El 30 de abril de 1889, según expediente municipal, y no el 1º de mayo, el Tramway Central cambió de manos, pero no a la compañía británica sino a la casa bancaria Samuel B. Hale y Cía. Por ella nos enteramos del “estado atrasado y el mal servicio” en que se encontraba la línea por aquel entonces, y “que sus antiguos propietarios no trataban de mejorar, cosa bien explicable, por otra parte, desde que hacía algún tiempo estaban en negociaciones para su venta”.
No se sabe por qué don Federico decidió desprenderse de su primera empresa, y el hecho de habérsela vendido a un banco argentino3 impide la explicación facilista de las presiones del imperialismo británico. También se supone que prefirió abandonar el transporte urbano, pues por esas fechas ya había fundado el Tramway Rural, y concentrar sus energías en éste. Sin embargo, habría que observar que el Rural, aparte del servicio propio de la campaña, tenía también una sección urbana —con ramales hasta Plaza de la Victoria, Plaza Lavalle y Caballito— y que se seguiría expandiendo hasta llegar a formar otra compañía independiente, la que sus sucesores denominaron Compañía de Tramways Lacroze.
Según parece, el motivo de la venta del Tramway Central se debería a la disolución de la sociedad entre Federico y Julio. Esta información, proveniente de lejanas referencias personales, encuentra asidero en los documentos, si bien de forma indirecta. Así advertimos ya en los primeros expedientes del Tramway Rural que quien figura firmando las distintas presentaciones junto con Federico Lacroze, a título de representante e ingeniero, no es su hermano Julio, como sería de suponer dados los antecedentes vistos hasta ahora y como lo podría reafirmar su constante tarea de difusión en favor de la nueva empresa, que veremos enseguida. No, el representante e ingeniero del Tramway Rural, desde sus inicios, no es sino Carlos de Chapeaurouge, descollante figura en su profesión y del que desconocíamos esta actuación en el campo del transporte, pues no la registran los diccionarios biográficos.4
En cuanto a Julio aparece a fines de 1887 asociado con Manuel Gorostiaga en un fallido proyecto de creación de varios centros agrícolas. Pero fecha más significativa es la del 6 de mayo de 1889, en la cual forma otra sociedad con José Desmarest, con quien crea dos empresas simultáneamente: un lavadero y una fábrica de rodados. Las deducciones son obvias. Acotemos que los ánimos con que parecía enfrentar este nuevo rumbo de su vida, se vieron rápidamente tronchados, pues cayó abatido por una pulmonía el 14 de febrero de 1890. Y un último detalle para pensar: no fue enterrado en la magnífica bóveda de los Lacroze, como cabría esperar, sino en la mucho más humilde de la familia Cernadas.

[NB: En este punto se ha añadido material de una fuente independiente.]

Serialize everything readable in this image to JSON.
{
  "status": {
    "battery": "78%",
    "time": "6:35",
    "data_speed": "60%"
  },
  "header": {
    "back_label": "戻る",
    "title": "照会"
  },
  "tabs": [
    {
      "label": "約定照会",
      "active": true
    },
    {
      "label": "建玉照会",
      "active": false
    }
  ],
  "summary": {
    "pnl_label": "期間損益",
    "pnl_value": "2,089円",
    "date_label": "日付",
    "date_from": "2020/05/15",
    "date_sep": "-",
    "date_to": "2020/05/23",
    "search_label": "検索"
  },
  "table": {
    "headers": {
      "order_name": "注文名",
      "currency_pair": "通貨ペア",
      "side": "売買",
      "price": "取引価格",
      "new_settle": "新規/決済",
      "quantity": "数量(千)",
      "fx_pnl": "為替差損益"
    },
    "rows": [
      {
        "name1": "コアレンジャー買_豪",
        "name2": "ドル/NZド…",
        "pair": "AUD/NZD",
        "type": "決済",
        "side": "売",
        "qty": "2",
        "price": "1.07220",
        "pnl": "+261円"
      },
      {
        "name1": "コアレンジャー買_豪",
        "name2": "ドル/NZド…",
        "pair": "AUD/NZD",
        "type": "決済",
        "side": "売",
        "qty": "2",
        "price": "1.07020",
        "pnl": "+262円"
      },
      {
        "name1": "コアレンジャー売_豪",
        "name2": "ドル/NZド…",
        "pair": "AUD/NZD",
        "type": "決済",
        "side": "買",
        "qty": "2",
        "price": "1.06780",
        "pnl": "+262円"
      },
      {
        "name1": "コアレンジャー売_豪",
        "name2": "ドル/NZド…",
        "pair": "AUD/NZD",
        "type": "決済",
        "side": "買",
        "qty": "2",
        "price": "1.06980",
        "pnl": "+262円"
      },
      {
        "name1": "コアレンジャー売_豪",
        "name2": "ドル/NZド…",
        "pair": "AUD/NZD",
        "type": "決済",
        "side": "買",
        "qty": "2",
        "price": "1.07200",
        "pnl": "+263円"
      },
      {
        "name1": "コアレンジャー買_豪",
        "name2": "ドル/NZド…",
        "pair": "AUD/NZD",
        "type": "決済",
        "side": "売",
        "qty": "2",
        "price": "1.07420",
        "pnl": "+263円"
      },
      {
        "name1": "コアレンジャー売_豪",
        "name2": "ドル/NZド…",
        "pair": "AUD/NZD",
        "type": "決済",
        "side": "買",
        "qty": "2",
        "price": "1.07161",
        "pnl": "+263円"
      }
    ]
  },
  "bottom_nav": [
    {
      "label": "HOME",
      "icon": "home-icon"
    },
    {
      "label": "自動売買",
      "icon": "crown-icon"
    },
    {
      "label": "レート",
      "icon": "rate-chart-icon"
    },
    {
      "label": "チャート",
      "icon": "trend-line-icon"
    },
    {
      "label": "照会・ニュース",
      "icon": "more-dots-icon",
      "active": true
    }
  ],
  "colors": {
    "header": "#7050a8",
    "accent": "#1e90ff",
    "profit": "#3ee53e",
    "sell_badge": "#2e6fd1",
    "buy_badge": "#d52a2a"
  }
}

Y once semanas después tenemos la explicación al por qué también se toma como fecha de venta del Tramway Central al 1º de mayo de 1890, pues éste fue efectivamente el día en que la Anglo Argentina tomó posesión de él, pero de manos de Samuel Hale y Cía. y no de Federico Lacroze, que lo había vendido un año antes.
Nuevamente el Tramway Rural
Hemos mencionado el Tramway Rural, la otra gran creación de Federico Lacroze que aún perdura hasta nuestros días, con otra tecnología, claro está: el Ferrocarril General Urquiza, que llega hasta Zárate y Rojas.
Según los diccionarios biográficos, el Tramway Central fue el paso inicial para expandirse a la tracción a vapor, afirmación también errada si no por desconocimiento, por apresuramiento.5 Pues la expansión —ya intentada mucho antes, como vimos— llegó después de un paso intermedio, que no fue otro que la aparición de los tranvías de caballos cumpliendo funciones de ferrocarril en la campaña. Según viéramos, no fue el primer intento de la familia en ese campo, como prueban los precedentes de Luján y San Vicente.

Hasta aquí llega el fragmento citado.